CONCORD, N.H. — This weekend could bring record-setting cold, with temperatures as low as 101 degrees below zero with wind chill on the summit of Mount Washington, home to some of New England’s most extreme weather. In Concord, N.H., it could be as cold as 40 degrees below zero with wind chill.
This extreme cold is due to “a piece of really true Siberian Arctic air making its way south,” said Francis Tarasiewicz, a weather observer and education specialist at the Mount Washington Observatory, located at the summit of the mountain.
Warm air has moved over the North Pole, causing the jet stream to be less stable and sag south, he explained. Whether climate change is exacerbating the phenomenon is still being studied.
Temperatures predicted at the summit are cold enough to cause frostbite in a minute or less, Tarasiewicz said. In spite of the danger, the atmosphere at the observatory is mostly one of excitement.

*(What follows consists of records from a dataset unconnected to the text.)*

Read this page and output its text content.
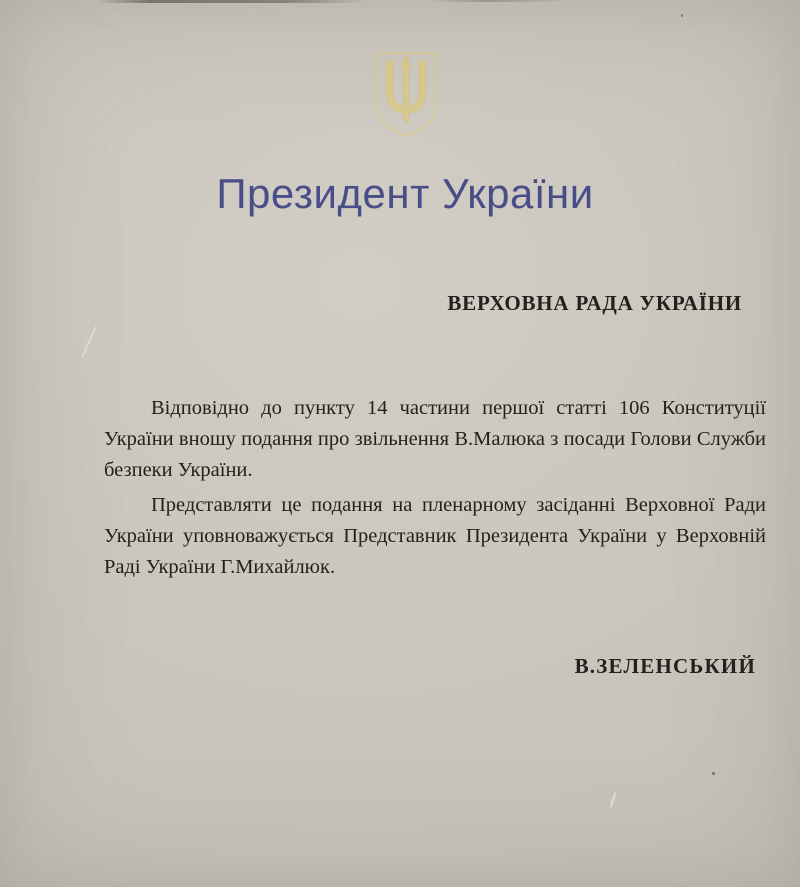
Президент України
ВЕРХОВНА РАДА УКРАЇНИ

Відповідно до пункту 14 частини першої статті 106 Конституції України вношу подання про звільнення В.Малюка з посади Голови Служби безпеки України.

Представляти це подання на пленарному засіданні Верховної Ради України уповноважується Представник Президента України у Верховній Раді України Г.Михайлюк.

В.ЗЕЛЕНСЬКИЙ
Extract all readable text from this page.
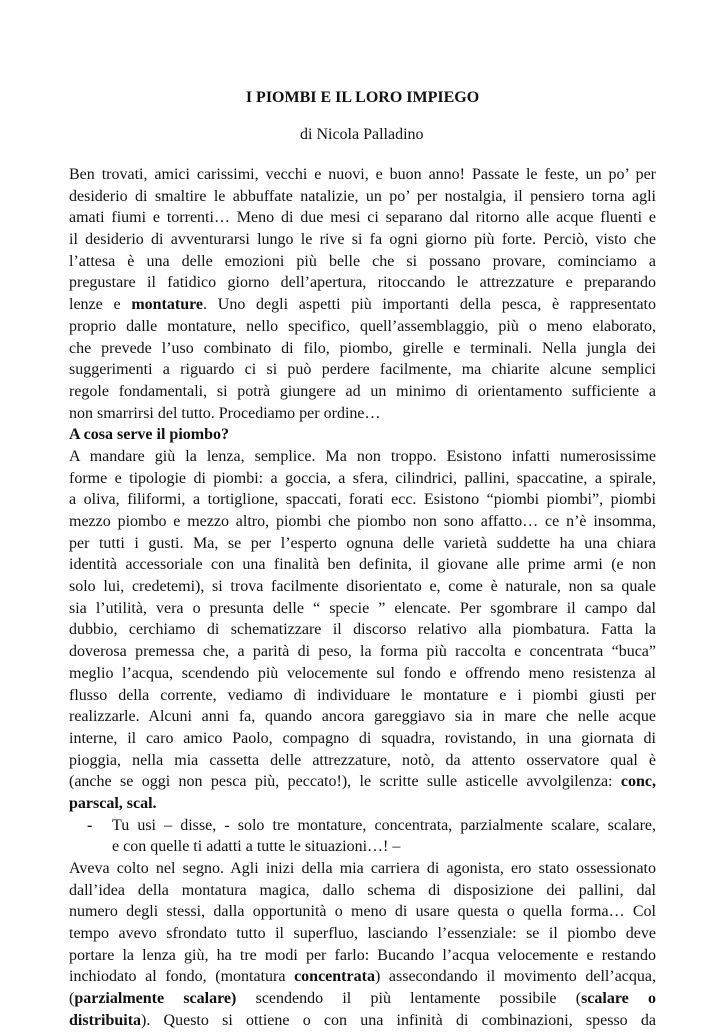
I PIOMBI E IL LORO IMPIEGO
di Nicola Palladino
Ben trovati, amici carissimi, vecchi e nuovi, e buon anno! Passate le feste, un po’ per
desiderio di smaltire le abbuffate natalizie, un po’ per nostalgia, il pensiero torna agli
amati fiumi e torrenti… Meno di due mesi ci separano dal ritorno alle acque fluenti e
il desiderio di avventurarsi lungo le rive si fa ogni giorno più forte. Perciò, visto che
l’attesa è una delle emozioni più belle che si possano provare, cominciamo a
pregustare il fatidico giorno dell’apertura, ritoccando le attrezzature e preparando
lenze e montature. Uno degli aspetti più importanti della pesca, è rappresentato
proprio dalle montature, nello specifico, quell’assemblaggio, più o meno elaborato,
che prevede l’uso combinato di filo, piombo, girelle e terminali. Nella jungla dei
suggerimenti a riguardo ci si può perdere facilmente, ma chiarite alcune semplici
regole fondamentali, si potrà giungere ad un minimo di orientamento sufficiente a
non smarrirsi del tutto. Procediamo per ordine…
A cosa serve il piombo?
A mandare giù la lenza, semplice. Ma non troppo. Esistono infatti numerosissime
forme e tipologie di piombi: a goccia, a sfera, cilindrici, pallini, spaccatine, a spirale,
a oliva, filiformi, a tortiglione, spaccati, forati ecc. Esistono “piombi piombi”, piombi
mezzo piombo e mezzo altro, piombi che piombo non sono affatto… ce n’è insomma,
per tutti i gusti. Ma, se per l’esperto ognuna delle varietà suddette ha una chiara
identità accessoriale con una finalità ben definita, il giovane alle prime armi (e non
solo lui, credetemi), si trova facilmente disorientato e, come è naturale, non sa quale
sia l’utilità, vera o presunta delle “ specie ” elencate. Per sgombrare il campo dal
dubbio, cerchiamo di schematizzare il discorso relativo alla piombatura. Fatta la
doverosa premessa che, a parità di peso, la forma più raccolta e concentrata “buca”
meglio l’acqua, scendendo più velocemente sul fondo e offrendo meno resistenza al
flusso della corrente, vediamo di individuare le montature e i piombi giusti per
realizzarle. Alcuni anni fa, quando ancora gareggiavo sia in mare che nelle acque
interne, il caro amico Paolo, compagno di squadra, rovistando, in una giornata di
pioggia, nella mia cassetta delle attrezzature, notò, da attento osservatore qual è
(anche se oggi non pesca più, peccato!), le scritte sulle asticelle avvolgilenza: conc,
parscal, scal.
- Tu usi – disse, - solo tre montature, concentrata, parzialmente scalare, scalare,
e con quelle ti adatti a tutte le situazioni…! –
Aveva colto nel segno. Agli inizi della mia carriera di agonista, ero stato ossessionato
dall’idea della montatura magica, dallo schema di disposizione dei pallini, dal
numero degli stessi, dalla opportunità o meno di usare questa o quella forma… Col
tempo avevo sfrondato tutto il superfluo, lasciando l’essenziale: se il piombo deve
portare la lenza giù, ha tre modi per farlo: Bucando l’acqua velocemente e restando
inchiodato al fondo, (montatura concentrata) assecondando il movimento dell’acqua,
(parzialmente scalare) scendendo il più lentamente possibile (scalare o
distribuita). Questo si ottiene o con una infinità di combinazioni, spesso da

“We’re all sort of looking at the forecasts and the numbers in disbelief, but we’re grinning the whole time,” he said. “There’s definitely an excited buzz up here with this type of weather. It’s sort of why we signed up to work at a place like this and especially if there’s a chance to break an all-time record low up here on the summit.”
The current record of 47 degrees below zero (that’s without wind chill) was established at the observatory in 1934. On Friday night the ambient temperature is expected to fall to between 35 degrees below zero and 50 degrees below zero, he said. Winds could reach 60 to 105 miles per hour, according to the latest forecast.
Tarasiewicz told the Globe that when he was out in winds that strong his ears kept popping because the air pressure was changing so rapidly.
Dressing for those temperatures means not leaving any skin exposed. “If you’re dressed properly, you don’t feel the cold, you feel the force [of the wind]. And what you hear is the roar,” said Rob Kirsch, who serves on the board of trustees for the Mount Washington Observatory.
Kirsh started working at the Observatory as a volunteer in January 1978, drawn by the idea of living on a mountain in the middle of winter. When you’re out in winds that are stronger than 100 miles per hour, he said, it’s “almost total sensory overload.” Unlike gravity, the force of the wind isn’t constant — it’s always changing.
This latest cold snap comes during an atypically warm winter brought on by climate change, said New Hampshire State Climatologist Mary Stampone. Nighttime temperatures in January were about 10 degrees warmer on average than they typically are this time of year. Portsmouth, N.H., is experiencing the warmest January they’ve had since observers there began keeping records in the 1950s, said Stampone.
“We are not mentally ready for this,” she said. She urged residents to take precautions to stay safe in the cold temperatures.
The link between climate change and extreme cold weather is an active area of research. Over the past 10 years, some researchers have found that there could be a connection.
“It seems counterintuitive, but the warming of the Arctic weakens the jet stream, which allows it to wobble,” said Stampone. “And when it wobbles, it gets these wave patterns, where it dips far south over continental interiors in the mid latitudes — like us and Central Asia. And behind that is the really bitter-cold air.”
Stampone said researchers are looking into whether these cold air outbreaks are occurring more frequently and whether they’re caused by global warming. But for now, records don’t go back long enough for scientists to make a definitive determination.
The coldest temperature recorded at the summit on Mt. Washington for Feb. 3 is 32 degrees below zero, and the record for Feb. 4 is 35 degrees below zero, both set in 1963, according to meteorologist Ryan Knapp of the Mount Washington Observatory.